Transfer Learning-Assisted Prognosis of Alzheimer's Disease and Mild Cognitive Impairment Using Structural-MRI

Abstract

Alzheimer's is a neurodegenerative disease that damages human brain cells and causes dementia. When the brain cells gradually deteriorate, it leads to the inability to carry out everyday activities. While conventional machine learning (ML) has been shown to be efficient in assisting with AD diagnosis, relatively few research have examined the effectiveness of deep learning and transfer learning in this difficult challenge. We assessed the possibility of early recognition and prediction of Alzheimer's disease (AD) using pre-trained transfer-learning algorithms on structural brain MRI. Advances in artificial intelligence are assisting in the enhancement of early detection of Alzheimer's disease. Using open-source neuroimaging data, researchers have been able to construct programs that help in Alzheimer's diagnosis and prognosis.
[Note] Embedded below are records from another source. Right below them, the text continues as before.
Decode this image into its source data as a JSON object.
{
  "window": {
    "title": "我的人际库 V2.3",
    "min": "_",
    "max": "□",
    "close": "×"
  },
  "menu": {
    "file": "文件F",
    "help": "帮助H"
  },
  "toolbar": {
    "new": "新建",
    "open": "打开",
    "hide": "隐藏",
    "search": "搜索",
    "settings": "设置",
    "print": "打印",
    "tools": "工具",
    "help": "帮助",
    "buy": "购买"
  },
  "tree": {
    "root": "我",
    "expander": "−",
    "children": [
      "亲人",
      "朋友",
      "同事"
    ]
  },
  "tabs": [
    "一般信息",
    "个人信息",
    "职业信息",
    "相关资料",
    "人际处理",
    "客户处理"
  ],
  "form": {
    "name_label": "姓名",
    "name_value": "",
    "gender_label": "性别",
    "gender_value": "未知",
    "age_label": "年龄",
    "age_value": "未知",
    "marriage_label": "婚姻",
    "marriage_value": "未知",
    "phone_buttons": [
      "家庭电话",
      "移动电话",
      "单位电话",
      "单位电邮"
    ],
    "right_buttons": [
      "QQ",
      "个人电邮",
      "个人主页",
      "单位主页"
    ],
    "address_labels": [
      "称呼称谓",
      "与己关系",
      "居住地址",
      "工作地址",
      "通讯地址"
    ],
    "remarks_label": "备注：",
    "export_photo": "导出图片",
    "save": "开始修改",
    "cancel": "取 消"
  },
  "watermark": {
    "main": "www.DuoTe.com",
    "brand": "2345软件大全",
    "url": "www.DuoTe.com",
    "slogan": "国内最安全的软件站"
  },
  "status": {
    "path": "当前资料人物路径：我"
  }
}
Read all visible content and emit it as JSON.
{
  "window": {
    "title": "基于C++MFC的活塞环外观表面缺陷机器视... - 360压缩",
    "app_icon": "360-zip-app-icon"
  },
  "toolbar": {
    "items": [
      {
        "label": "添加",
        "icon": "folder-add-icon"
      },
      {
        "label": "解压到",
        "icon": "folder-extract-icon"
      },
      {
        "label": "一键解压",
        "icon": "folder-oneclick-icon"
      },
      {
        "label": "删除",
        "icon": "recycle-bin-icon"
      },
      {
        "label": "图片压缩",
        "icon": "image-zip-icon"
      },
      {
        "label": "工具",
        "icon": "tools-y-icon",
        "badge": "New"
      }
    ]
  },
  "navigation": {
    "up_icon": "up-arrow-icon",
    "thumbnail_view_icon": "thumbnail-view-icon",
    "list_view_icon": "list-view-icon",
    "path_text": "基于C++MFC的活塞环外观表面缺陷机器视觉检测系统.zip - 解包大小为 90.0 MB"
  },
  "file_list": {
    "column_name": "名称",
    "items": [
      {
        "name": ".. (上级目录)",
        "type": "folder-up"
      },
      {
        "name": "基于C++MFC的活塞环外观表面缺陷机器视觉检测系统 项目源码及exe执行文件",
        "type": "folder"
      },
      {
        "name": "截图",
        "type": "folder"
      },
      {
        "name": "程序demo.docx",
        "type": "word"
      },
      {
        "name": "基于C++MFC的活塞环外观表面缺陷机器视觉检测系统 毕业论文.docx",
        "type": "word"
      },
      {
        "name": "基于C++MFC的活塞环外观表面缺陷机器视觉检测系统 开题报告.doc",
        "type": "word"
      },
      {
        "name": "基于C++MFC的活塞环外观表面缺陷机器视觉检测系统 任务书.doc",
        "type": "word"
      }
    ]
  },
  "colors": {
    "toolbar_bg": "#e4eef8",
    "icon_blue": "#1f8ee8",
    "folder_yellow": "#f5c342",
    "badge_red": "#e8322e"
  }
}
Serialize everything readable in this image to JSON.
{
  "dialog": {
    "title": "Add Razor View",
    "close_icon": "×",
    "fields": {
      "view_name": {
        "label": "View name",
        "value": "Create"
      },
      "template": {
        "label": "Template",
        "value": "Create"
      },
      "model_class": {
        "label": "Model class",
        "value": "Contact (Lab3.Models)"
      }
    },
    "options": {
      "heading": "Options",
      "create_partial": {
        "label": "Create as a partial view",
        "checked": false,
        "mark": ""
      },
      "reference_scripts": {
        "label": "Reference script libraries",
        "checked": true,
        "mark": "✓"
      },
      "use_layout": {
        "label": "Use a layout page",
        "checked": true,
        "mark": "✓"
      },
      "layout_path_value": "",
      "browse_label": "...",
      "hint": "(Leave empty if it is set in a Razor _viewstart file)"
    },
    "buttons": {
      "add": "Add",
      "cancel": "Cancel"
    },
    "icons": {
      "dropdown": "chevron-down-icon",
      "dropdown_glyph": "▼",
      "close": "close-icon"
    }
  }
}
The presented study is based on an effective technique of applying transfer learning to classify the structural MRI (s-MRI) Axial brain scans by fine-tuning a pre-trained convolutional neural network (CNN), ResNet50, and VGG-16. We have taken s-MRI Axial data from an online available data repository Alzheimer's Disease Neuroimaging Initiative (ADNI). We implemented pre-trained model namely CNN, VGG-16 and ResNet50 trained on brain s-MRI axial scans to classify them into three classes: Cognitive Normal (CN), Mild cognitive impairment (MCI), and Alzheimer's disease (AD). Experiments show that ResNet50 outperformed CNN and VGG-60 with an accuracy of 95.30% on brain MRI axial scan for accurate and early prediction of AD and the onset of MCI.